Lancées officiellement le 06 janvier dernier par la Direction générale des Impôts, DGI de Barnabé Muakadi, les nouvelles plaques d’immatriculation ne sont toujours pas disponibles jusqu’à ce jour. Or, chaque jour qui passe, le pays ne fait que recevoir des conteneurs et conteneurs des véhicules importés.
Il revient, en effet, à Scoop RDC qu’avant d’annoncer l’introduction en circulation de la nouvelle plaque minéralogique, il a été enjoint depuis novembre 2025 à la firme Valornet, fournisseuse des plaques actuellement en circulation, d’arrêter la production et la livraison des plaques. Ce qui a comme conséquence surtout pour la ville de Kinshasa, le recours par beaucoup de propriétaires de véhicules aux provinces en vue de s’en procurer, vraies ou fausses, mais hélas tout passe, étant donné qu’un contrôle policier rigoureux fait cruellement défaut.
Actuellement, les fonctionnaires de l’État, les membres des cabinets ministériels et autres institutions étatiques qui ont de nouveaux véhicules, même certains particuliers sous couverts, se rabattent sur le Service Technique de l’Administration (STA) pour obtenir les plaques de l’administration, pourtant réservées aux véhicules de l’État.
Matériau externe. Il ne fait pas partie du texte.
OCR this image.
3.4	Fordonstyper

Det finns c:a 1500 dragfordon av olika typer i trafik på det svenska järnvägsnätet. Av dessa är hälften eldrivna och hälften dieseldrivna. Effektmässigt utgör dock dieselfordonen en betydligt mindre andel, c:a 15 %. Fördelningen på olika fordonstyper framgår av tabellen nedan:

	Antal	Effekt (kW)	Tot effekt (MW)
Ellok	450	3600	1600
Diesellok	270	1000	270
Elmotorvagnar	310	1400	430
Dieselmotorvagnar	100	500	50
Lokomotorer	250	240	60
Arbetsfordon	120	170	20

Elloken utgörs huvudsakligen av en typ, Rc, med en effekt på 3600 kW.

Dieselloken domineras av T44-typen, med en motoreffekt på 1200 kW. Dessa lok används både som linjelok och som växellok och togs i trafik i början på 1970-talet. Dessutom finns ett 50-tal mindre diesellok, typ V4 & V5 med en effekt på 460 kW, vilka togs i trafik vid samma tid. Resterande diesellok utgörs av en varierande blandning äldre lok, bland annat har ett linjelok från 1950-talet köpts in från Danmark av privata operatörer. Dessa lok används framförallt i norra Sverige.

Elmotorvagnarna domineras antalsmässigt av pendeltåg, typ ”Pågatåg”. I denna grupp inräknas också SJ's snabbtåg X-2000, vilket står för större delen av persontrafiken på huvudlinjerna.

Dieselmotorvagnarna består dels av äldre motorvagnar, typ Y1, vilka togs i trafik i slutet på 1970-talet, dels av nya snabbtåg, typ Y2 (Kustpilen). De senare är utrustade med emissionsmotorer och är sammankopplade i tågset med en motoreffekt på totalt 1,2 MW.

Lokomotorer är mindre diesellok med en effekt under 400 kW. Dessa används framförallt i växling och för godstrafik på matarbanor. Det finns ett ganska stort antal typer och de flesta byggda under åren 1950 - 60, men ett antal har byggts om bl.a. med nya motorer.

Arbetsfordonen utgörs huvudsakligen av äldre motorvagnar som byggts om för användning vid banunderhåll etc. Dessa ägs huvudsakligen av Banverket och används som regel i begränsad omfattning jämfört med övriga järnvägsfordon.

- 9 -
Simple constat ces derniers jours : les artères de Kinshasa sont inondées des plaques AIN, ASP, AAE, APT, AAN, AJU, ARP, AMI, AEP, ARS, AFI, ABU, AEN, AEC, ATPI, AKIN… même sur des voitures « ketch », facilement fabricables dans la cité et difficilement contrôlables par la police.
Conséquence d’un marché attribué à un copain
Il faut noter que la carence ou l’absence des plaques est non seulement la conséquence d’un changement mal planifié et précipité, mais aussi d’un marché accordé comme « récompense » à un « copain » inexpert en la matière.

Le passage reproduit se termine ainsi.